How Medicare Works
The more you know about Medicare, the better decisions you’ll make. We’re here to help you make sense of the Hows and Whens. So you can choose what coverage will work best for you, year after year.
Hospital insurance that’s free as long as you've worked and paid Medicare taxes for at least 10 years. It helps cover costs if you’re a patient in a hospital, a skilled nursing facility or hospice care.
Medical insurance that helps cover costs for doctors’ services, outpatient hospital care, durable medical equipment and other medical services. You must continue paying Part B premiums if you enroll in a Medicare Advantage plan.
Medicare Part C – also known as Medicare Advantage plans– allows private health insurance companies like Blue KC to provide Medicare benefits. These plans replace Original Medicare and include hospital, medical and extra benefits - all under one plan.
Outpatient prescription drug coverage offered through private health insurance companies at a separate cost, or built into a Medicare Advantage plan.
Extra benefits may include routine hearing exams and hearing aid coverage, SilverSneakers fitness membership and preventive dental visits.
When’s the right time to enroll?
You become eligible for Original Medicare, which includes Parts A and B, at the age of 65. Everyone is granted a seven-month Initial Enrollment Period (IEP) when signing up for Original Medicare. This enrollment period begins three months before the month you turn 65, includes the month you turn 65, and ends three months after you turn 65.
If you do not sign up during your IEP, you'll need to sign up during the General Enrollment Period (January 1 – March 31) the following year or during a Special Enrollment Period (SEP) – which is most common for people who work past 65.
Those who do not sign up during the IEP and do not qualify for a SEP may face a late enrollment penalty. You may also face Part B and Part D penalties that will be indefinite.
Once you enroll in Medicare, you can always switch Medicare plans during the Annual Enrollment Period (AEP) (October 15 – December 7) each year. You can also switch Medicare Advantage plans during the Open Enrollment Period (January 1-March 31).

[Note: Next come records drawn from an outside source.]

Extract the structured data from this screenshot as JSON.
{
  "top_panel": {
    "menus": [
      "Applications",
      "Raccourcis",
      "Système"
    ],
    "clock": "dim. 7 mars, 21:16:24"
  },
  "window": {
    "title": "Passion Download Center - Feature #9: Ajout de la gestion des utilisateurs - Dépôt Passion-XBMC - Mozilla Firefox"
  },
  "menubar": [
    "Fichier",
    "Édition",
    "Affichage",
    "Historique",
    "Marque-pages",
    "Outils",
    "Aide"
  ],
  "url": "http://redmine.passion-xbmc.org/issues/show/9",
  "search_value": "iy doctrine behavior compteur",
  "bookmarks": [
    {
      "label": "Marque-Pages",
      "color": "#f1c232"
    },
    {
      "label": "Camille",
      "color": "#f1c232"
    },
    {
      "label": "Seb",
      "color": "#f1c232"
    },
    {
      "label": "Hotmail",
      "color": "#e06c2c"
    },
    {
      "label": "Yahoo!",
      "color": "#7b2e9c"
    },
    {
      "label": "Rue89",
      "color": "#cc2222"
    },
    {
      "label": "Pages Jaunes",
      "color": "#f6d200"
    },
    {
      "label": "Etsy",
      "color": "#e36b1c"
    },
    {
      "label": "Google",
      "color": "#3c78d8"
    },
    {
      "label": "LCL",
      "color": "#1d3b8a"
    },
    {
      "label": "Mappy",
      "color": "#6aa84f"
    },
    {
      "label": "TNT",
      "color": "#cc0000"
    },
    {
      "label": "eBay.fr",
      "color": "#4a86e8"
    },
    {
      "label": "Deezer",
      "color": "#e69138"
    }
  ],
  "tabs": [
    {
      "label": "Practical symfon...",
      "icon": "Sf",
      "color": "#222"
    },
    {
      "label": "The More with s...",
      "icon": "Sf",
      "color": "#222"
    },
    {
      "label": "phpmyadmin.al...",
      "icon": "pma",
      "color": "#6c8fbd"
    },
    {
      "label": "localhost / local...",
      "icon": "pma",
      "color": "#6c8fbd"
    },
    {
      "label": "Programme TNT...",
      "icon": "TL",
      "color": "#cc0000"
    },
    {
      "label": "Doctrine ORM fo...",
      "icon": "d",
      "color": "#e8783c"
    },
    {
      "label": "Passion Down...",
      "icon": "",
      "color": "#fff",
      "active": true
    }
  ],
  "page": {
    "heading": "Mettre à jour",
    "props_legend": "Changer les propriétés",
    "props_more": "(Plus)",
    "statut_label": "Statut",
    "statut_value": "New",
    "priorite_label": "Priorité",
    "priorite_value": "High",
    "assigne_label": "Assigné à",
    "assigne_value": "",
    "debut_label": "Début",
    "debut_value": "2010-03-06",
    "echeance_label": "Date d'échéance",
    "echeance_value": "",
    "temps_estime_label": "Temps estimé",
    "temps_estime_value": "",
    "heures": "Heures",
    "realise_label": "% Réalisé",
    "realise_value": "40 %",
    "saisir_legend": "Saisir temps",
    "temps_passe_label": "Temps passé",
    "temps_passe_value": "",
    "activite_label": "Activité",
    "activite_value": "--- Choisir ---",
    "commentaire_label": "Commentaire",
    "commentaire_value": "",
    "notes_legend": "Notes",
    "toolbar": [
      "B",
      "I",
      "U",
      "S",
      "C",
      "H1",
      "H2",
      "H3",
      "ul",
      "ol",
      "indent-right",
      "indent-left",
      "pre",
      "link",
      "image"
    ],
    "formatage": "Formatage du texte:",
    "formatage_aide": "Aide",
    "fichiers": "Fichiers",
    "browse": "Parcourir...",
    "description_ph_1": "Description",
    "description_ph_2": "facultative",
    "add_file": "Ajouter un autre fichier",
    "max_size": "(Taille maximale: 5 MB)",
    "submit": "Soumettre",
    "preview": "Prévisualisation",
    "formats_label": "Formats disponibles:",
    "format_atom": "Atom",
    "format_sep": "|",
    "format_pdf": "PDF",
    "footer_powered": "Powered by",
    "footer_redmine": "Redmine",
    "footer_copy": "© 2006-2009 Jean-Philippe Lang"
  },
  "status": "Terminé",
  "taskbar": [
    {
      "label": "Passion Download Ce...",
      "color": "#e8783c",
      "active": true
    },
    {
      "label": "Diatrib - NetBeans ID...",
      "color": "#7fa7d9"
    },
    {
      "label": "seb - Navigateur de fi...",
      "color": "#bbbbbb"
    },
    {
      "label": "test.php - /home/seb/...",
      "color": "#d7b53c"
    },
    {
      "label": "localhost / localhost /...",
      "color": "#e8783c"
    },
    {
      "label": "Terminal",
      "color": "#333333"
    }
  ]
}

It can take weeks or even months for your Medicare application to be processed. So it’s best to enroll as early as possible. You can enroll as early as 3 months prior to the month of your 65th birthday.
How a Medicare Advantage Plan Works
Original Medicare is comprised of Parts A and B and is the traditional fee-for-service program offered through the federal government. Under Original Medicare, you may be responsible for paying annual deductibles and 20 percent of your medical bills for services covered under Parts A and B, with no limit on expenses.
Medicare Advantage plans (Part C) are a private option to Original Medicare. It actually replaces Original Medicare Parts A and B, and provides all the benefits of Original Medicare, plus more.
How can a Medicare Advantage give you more?
- Provides a safety net that limits the amount of hospital and medical expenses paid each year
- Offers the convenience of an all-in-one plan
- May include additional benefits like dental and vision
- Usually includes Part D Prescription drug coverage
Working Past 65
You can delay taking Part B medical insurance from the government if you’re over 65 and have insurance through your employer. It’s important to evaluate your current coverage to make sure it’s the right fit and that your health insurance has creditable drug coverage. If you’re self-employed, you’ll need to sign up with the government for Original Medicare.
Options to Consider
- Compare Original Medicare with your current employer plan
- Talk to your employer about your plan, or call Blue KC to review your options
Social Security Eligibility
You can start taking Social Security benefits as early as age 62. If you're drawing from Social Security at least four months prior to your 65th birthday, you’ll be automatically enrolled in Medicare when you turn 65. If you receive benefits from Social Security or have end-stage renal disease (ESRD), you’ll be eligible for Medicare at any age.